A pituitary hormone called follicle stimulating hormone (FSH) aids in controlling the homeostasis of testosterone. The precise effect of FSH levels on the risk of prostate cancer (PC) diagnosis was mainly unclear, even though it was widely established that FSH levels rise with LHRH-agonist treatment for PC. For a study, researchers sought to analyze data at the population level to determine if FSH levels and PC diagnoses are related.

Between 1999 and 2018, all men (n=386,018) with a pre-PC diagnostic FSH level and full data were located in the Veterans Affairs Health System.
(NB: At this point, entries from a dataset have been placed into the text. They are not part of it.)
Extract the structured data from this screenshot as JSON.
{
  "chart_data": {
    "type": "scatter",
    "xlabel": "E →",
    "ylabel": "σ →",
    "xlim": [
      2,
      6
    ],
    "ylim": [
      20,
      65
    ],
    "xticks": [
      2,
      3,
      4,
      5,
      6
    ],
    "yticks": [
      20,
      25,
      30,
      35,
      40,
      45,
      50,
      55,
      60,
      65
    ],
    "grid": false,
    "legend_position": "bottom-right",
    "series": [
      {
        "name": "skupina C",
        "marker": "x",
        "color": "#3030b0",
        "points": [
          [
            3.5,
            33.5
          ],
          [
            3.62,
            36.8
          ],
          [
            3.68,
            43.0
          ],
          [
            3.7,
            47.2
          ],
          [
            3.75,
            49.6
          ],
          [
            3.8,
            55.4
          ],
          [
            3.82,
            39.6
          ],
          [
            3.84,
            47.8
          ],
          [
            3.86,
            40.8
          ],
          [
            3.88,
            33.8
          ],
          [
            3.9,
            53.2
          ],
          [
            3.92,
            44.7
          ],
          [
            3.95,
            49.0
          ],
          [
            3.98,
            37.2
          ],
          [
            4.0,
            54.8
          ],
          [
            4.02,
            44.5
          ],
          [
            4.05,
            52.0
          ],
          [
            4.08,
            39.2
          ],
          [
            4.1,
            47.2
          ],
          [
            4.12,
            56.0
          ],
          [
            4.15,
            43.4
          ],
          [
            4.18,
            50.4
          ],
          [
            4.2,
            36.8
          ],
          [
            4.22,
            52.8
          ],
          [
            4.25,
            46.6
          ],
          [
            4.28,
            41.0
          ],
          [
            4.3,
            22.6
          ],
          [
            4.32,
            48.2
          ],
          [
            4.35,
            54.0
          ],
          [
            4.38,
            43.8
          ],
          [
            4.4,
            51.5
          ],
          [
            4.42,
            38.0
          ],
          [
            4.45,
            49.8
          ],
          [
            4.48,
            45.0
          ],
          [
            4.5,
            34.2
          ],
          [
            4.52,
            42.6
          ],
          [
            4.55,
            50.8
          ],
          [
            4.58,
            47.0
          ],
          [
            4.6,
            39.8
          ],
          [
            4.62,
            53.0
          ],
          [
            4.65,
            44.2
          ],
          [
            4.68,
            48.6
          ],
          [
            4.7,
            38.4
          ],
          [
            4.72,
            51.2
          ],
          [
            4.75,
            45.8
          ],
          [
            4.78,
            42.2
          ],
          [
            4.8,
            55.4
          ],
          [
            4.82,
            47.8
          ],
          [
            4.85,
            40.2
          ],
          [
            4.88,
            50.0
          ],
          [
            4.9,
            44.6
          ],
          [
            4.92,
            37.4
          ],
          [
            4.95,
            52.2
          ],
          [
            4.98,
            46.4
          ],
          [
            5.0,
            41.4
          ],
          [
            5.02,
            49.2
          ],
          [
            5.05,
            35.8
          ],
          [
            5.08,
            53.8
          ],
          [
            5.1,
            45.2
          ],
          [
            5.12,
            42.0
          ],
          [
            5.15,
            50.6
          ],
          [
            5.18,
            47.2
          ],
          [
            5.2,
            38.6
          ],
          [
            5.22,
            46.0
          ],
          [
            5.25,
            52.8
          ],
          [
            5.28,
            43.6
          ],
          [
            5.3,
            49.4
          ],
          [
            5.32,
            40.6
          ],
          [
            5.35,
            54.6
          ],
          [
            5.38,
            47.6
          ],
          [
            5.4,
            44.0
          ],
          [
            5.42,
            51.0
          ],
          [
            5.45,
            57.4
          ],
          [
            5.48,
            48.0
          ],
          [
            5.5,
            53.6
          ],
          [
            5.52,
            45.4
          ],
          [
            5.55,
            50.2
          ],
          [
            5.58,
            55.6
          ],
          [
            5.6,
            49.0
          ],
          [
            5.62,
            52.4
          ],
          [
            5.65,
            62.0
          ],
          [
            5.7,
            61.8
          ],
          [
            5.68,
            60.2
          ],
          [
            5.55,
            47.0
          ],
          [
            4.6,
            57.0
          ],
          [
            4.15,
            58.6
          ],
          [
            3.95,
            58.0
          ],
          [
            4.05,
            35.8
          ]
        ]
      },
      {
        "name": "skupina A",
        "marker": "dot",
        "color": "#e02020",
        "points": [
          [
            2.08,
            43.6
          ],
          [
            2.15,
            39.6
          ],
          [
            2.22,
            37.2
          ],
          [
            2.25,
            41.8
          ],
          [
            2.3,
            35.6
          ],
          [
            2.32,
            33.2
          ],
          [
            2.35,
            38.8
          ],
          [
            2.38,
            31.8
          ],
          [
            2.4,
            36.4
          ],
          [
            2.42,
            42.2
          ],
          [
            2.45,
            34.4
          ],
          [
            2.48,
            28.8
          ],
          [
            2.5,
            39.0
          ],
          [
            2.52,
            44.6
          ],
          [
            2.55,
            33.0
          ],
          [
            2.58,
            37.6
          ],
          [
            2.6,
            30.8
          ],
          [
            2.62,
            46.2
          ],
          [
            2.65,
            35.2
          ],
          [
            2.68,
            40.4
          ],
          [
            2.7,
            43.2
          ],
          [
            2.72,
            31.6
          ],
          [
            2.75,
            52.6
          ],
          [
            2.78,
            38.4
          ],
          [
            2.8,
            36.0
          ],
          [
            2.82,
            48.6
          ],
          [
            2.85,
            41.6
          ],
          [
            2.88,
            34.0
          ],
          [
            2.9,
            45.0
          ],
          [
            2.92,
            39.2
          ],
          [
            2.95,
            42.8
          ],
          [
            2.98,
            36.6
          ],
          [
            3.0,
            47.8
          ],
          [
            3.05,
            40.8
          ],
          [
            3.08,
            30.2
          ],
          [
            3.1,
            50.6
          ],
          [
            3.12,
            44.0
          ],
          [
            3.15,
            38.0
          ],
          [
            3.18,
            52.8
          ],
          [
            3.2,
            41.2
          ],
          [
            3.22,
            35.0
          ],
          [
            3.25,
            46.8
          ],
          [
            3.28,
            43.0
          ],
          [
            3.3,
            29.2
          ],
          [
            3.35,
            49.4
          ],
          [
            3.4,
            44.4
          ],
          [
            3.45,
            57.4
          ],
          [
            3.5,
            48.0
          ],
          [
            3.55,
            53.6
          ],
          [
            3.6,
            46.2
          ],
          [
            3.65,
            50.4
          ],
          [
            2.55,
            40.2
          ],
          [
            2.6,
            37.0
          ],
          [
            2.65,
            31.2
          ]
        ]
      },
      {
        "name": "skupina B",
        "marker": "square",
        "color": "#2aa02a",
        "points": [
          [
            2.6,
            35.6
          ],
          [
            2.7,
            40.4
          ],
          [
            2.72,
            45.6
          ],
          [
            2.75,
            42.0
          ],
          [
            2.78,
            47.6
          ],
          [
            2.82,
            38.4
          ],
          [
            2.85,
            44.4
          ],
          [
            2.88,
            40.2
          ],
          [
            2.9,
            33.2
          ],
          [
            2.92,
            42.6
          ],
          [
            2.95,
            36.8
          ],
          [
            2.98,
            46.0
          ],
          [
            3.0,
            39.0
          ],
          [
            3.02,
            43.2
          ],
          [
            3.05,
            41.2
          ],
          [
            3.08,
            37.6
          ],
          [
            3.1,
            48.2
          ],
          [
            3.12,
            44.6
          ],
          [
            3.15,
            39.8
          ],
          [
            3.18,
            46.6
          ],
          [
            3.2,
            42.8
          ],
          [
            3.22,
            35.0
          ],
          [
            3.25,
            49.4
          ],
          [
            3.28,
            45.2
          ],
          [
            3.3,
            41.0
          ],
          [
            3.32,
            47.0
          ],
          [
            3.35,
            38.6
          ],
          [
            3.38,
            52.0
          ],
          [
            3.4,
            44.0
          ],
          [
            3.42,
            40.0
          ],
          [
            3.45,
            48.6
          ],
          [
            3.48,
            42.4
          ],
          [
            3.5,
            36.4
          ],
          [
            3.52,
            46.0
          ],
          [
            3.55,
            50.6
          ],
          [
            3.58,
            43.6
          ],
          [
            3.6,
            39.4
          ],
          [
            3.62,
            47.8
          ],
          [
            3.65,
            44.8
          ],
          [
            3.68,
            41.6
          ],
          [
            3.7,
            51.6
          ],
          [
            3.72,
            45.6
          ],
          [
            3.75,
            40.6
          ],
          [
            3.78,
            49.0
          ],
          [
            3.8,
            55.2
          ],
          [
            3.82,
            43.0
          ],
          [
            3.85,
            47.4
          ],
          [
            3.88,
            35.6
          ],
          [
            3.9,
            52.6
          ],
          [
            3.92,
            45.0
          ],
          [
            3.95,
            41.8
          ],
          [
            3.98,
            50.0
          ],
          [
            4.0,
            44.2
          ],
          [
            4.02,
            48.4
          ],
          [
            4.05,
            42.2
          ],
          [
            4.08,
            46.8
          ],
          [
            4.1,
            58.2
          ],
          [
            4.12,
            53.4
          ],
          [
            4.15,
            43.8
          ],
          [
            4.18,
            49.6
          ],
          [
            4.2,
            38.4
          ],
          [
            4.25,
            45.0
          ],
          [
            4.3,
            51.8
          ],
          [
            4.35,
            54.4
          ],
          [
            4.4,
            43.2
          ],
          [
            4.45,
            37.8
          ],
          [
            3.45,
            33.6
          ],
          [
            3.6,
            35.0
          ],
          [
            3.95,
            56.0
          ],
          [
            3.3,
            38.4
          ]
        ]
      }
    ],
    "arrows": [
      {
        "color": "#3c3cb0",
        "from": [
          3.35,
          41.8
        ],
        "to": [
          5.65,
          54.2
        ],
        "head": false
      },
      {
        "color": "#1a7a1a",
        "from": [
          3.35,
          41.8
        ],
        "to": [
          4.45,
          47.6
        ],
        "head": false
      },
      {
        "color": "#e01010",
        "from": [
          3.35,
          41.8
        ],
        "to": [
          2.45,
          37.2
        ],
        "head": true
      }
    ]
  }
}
Utilizing stratified Cox proportional hazards models, the relationship between FSH level and the interval between the FSH test and PC diagnosis was investigated. Age, year, race, body mass index, and Charlson comorbidity index were taken into account while creating multivariable models. Time to PC was modeled in two different ways due to nonproportional dangers with passing time: less than or around 4 years after an FSH test and more than 4 years after an FSH test.

The initial FSH level’s median age was 64 years (interquartile range [IQR]: 54-72), the median year of the FSH was 2010 (IQR: 2005–2014), and 70% of the cohort was white. In addition, 17,519 males (4.5%) had PC at the end of a median follow-up of 76 months (IQR: 38-126), throughout which time. In the first 4 years following the FSH test, there was no correlation between the FSH and the time to PC diagnosis on multivariable analysis. On multivariable analysis, starting 4 years after the FSH test, a greater FSH level was associated with a decreased risk of PC with continuous modeling, but no connection was detected with log continuous or categorical modeling.

The relationships between FSH levels and PC risk were inconsistent in the population-level analysis of male veterans obtaining an FSH test for an unidentified clinical rationale, and they were probably caused by selection bias and confounding factors. Future research should take diverse study designs into account.